Ostatnie dwa tygodnie przede wszystkim wymusiły adekwatną reakcję na rynku obligacji – zarówno długi, jak i krótki koniec amerykańskiej krzywej rentowności przesunął się w kilka dni o kilkadziesiąt punktów bazowych w górę. Taka sytuacja w bardzo słabym otoczeniu 2022 r. najpewniej wywołałaby reakcję indeksu S&P 500 skutkującą spadkiem rzędu 5–7 proc.
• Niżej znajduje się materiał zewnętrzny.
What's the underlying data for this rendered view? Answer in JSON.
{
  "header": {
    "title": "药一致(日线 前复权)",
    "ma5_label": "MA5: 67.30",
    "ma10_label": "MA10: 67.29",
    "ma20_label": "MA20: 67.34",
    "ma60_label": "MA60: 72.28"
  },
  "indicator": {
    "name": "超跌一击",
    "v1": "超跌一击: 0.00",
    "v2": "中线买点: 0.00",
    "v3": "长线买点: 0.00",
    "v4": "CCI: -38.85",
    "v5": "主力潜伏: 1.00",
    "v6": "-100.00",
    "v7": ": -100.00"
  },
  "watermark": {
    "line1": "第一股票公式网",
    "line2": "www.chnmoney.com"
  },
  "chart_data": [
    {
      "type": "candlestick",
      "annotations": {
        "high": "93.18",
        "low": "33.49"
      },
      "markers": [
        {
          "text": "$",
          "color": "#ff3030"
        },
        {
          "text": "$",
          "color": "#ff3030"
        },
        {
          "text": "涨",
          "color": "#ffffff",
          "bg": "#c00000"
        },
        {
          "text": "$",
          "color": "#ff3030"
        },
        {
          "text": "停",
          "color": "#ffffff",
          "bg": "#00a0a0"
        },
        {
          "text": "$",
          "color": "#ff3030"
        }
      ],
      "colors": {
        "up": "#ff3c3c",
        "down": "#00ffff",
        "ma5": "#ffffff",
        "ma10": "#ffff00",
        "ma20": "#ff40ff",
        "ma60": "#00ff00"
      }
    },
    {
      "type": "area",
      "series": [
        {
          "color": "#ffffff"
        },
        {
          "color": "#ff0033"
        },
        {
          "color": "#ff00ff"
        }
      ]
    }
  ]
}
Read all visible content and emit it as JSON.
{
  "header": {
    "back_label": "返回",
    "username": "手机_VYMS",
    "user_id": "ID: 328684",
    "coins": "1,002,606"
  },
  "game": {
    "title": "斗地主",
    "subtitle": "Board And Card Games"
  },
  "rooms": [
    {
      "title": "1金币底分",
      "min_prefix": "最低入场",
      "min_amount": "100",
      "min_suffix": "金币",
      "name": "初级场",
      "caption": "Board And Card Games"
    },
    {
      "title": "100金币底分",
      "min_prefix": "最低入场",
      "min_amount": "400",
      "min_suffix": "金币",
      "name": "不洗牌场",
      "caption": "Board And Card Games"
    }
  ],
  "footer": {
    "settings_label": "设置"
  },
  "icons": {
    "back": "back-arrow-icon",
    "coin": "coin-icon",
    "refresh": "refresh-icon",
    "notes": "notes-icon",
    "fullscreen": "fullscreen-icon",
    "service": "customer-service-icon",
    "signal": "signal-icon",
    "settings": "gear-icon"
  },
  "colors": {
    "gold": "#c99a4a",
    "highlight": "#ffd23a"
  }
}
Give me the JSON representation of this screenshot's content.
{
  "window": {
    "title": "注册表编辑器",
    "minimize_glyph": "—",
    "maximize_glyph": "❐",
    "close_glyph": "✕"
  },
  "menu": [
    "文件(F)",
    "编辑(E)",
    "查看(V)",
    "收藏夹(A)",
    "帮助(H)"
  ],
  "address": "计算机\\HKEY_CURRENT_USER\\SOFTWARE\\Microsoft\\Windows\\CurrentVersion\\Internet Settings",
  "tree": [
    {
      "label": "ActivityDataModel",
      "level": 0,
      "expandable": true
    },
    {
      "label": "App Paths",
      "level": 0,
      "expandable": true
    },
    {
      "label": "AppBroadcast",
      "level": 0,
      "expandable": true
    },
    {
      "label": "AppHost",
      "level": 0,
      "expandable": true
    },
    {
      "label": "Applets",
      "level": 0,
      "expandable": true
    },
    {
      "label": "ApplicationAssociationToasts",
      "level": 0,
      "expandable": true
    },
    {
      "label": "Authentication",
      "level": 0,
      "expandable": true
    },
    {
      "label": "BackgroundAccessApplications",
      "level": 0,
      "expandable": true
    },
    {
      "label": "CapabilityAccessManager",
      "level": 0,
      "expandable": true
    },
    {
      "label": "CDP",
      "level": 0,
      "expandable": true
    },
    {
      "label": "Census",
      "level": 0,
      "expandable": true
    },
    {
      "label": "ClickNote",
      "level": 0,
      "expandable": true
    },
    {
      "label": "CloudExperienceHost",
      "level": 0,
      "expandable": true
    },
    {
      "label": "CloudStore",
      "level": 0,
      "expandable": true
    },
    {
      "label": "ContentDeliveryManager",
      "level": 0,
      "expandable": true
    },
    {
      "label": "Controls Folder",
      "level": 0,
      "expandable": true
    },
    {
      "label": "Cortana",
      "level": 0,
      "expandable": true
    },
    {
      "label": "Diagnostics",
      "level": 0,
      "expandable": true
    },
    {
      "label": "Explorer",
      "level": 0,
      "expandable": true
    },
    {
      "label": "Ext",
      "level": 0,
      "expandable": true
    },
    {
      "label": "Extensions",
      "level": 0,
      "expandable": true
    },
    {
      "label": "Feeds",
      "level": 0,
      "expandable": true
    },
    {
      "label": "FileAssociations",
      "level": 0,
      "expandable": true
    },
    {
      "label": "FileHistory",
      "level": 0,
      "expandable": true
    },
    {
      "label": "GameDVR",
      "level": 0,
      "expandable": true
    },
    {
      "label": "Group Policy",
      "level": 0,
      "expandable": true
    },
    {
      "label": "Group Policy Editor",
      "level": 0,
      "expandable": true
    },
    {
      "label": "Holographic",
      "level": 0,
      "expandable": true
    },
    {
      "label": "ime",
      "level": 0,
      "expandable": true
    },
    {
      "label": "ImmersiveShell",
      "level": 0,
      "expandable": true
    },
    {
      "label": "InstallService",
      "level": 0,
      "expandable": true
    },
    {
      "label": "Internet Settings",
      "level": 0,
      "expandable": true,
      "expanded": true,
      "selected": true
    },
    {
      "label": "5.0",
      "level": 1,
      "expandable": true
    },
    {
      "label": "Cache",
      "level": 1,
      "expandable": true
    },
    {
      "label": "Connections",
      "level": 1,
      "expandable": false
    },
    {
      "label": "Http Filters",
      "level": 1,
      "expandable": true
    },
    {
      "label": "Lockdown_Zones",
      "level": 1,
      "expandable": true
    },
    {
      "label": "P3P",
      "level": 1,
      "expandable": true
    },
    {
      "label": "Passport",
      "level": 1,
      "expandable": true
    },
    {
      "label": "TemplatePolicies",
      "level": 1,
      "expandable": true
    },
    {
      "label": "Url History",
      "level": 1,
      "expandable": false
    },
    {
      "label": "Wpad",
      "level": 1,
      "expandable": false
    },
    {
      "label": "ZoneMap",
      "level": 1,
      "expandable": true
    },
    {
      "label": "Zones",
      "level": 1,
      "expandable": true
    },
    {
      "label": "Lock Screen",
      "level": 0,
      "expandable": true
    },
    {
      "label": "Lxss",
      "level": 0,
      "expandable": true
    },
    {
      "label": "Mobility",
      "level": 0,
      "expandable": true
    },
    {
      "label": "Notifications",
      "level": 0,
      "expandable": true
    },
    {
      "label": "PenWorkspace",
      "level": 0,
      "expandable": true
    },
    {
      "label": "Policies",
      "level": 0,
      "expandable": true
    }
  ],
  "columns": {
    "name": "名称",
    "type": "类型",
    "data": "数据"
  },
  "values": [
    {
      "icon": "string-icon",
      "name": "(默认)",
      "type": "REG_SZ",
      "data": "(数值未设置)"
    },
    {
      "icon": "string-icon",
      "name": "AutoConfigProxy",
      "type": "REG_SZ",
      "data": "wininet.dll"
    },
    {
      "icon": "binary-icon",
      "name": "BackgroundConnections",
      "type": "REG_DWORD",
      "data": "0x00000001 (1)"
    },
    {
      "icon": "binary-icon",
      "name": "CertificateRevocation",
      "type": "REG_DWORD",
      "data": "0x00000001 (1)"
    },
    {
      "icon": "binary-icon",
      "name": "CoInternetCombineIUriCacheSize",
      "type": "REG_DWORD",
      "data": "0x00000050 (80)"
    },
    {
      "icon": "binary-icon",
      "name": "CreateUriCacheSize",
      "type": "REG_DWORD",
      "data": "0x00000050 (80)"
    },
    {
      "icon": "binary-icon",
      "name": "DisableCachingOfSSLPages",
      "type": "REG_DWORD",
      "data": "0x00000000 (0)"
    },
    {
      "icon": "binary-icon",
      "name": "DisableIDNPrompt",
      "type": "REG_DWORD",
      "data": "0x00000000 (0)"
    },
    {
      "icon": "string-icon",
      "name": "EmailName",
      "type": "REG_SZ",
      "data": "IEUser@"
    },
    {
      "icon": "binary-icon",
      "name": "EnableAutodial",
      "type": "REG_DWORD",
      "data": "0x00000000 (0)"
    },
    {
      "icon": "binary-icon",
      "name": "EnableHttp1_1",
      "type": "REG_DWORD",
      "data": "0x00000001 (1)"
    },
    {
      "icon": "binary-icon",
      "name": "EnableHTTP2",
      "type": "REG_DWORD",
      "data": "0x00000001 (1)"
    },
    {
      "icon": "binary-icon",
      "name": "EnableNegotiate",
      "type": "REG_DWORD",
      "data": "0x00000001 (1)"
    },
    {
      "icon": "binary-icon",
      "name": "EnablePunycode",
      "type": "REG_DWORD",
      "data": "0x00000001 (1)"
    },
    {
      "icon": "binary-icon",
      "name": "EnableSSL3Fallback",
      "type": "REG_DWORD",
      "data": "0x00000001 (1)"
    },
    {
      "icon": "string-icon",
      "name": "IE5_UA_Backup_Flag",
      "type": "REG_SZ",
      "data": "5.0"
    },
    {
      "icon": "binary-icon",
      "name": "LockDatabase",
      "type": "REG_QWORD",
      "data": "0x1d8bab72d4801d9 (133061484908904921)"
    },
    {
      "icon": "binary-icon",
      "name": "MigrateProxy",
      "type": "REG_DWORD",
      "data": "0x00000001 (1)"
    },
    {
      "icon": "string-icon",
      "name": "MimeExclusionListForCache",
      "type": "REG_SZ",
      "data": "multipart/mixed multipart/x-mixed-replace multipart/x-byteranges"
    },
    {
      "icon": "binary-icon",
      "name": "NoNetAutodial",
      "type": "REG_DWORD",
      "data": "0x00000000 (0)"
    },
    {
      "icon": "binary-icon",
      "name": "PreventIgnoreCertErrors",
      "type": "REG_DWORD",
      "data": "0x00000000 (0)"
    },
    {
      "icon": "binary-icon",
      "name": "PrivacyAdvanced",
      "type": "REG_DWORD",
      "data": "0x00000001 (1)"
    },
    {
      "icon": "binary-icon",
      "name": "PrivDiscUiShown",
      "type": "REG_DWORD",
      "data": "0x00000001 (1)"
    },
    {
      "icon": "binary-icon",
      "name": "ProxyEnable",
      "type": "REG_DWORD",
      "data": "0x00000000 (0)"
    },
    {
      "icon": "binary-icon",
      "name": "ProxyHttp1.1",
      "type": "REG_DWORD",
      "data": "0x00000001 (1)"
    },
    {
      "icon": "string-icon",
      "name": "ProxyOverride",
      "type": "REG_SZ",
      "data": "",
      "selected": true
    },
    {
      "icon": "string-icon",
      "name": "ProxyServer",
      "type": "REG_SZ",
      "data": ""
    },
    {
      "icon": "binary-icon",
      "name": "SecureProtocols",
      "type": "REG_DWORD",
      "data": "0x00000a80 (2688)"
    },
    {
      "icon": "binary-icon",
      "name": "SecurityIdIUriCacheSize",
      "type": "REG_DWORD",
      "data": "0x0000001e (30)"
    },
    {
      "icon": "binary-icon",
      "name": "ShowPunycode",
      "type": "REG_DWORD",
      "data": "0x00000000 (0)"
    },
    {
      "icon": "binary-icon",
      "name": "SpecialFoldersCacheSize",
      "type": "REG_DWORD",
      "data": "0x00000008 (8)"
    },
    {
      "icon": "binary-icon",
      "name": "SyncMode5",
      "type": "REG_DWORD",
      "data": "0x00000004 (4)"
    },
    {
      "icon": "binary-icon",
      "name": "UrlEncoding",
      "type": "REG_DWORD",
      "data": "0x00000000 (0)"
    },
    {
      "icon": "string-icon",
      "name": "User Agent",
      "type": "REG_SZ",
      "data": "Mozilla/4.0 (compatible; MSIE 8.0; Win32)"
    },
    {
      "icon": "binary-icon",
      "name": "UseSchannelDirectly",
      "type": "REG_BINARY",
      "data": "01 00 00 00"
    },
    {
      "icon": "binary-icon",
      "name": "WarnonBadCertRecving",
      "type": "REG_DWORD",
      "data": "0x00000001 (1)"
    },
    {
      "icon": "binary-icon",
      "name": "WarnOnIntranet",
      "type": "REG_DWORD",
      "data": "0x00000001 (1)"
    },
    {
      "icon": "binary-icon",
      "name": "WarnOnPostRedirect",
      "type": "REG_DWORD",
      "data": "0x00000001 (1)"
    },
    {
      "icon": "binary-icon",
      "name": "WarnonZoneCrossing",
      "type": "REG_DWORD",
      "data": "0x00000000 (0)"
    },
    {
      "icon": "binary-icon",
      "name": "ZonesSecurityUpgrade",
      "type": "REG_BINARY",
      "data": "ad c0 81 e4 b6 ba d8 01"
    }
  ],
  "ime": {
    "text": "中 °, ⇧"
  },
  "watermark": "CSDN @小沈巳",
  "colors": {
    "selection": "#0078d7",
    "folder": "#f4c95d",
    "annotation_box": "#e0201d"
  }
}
Rok 2022 jest już jednak przeszłością, obecne otoczenie jest inne, co sprawia, że rynek akcji za oceanem nie składa broni.

Wzrost rentowności amerykańskich dwulatek w okolice 4,7 proc. ucina (przynajmniej na ten moment) wcześniejsze dość wygórowane oczekiwania rynku w kwestii potencjalnych obniżek stóp procentowych w tym roku. Ostatnie ruchy na rynku długu są niczym innym jak dostosowaniem wycen do planów Rezerwy Federalnej, która najprawdopodobniej w maju zakończy cykl podwyżek na poziomie 5,00–5,25 proc. Wprawdzie ubiegłotygodniowe dane inflacyjne podbiły wyceny rynkowe zakładające przedłużenie cyklu podwyżek do czerwca (w tym kierunku poszedł również zespół analityków Goldmana Sachsa), jednak nie jest to dla nas na ten moment scenariusz bazowy. Zakładamy, że tym razem Fed nie skorzysta z mandatu, jaki daje mu chwilowo rynek w kwestii dokonania „ponadprogramowych” podwyżek. Wynika to chociażby z faktu, że proces dezinflacji w kolejnych miesiącach powinien nadal postępować, m.in. za sprawą słabnącej dynamiki cen w kategorii „shelter” związanej z wydatkami na utrzymanie mieszkań. Układ, w którym inflacja znajdzie się już niebawem w okolicach poziomu głównej stopy, sam w sobie jest dość restrykcyjną formą prowadzenia polityki monetarnej. Trudno wyobrazić sobie scenariusz, w którym rynek pracy w najbliższej przyszłości mógłby być silniejszy niż obecnie. Ten czynnik pozwala z kolei zakładać, że w dalszej części roku obniży się również impet inflacji w kategorii usług.

Tym właśnie różni się obecny rok od ubiegłego – o ile w 2022 r. rynek zastanawiał się, gdzie szukać szczytu inflacji, o tyle w bieżącym obiektem zainteresowania jest przede wszystkim tempo dezinflacji. Ponadto mało kto zakładał jeszcze nie tak dawno, że spadek inflacji może mieć miejsce w otoczeniu gospodarczym, któremu daleko do głębokiej recesji. Biorąc pod uwagę powyższe czynniki, uważamy, że indeksy z USA mają zielone światło, by powalczyć o kontynuację trendu wzrostowego zapoczątkowanego w październiku. Zakładamy przy tym, że rentowności na rynku długu wyczerpały swój potencjał dalszego wzrostu.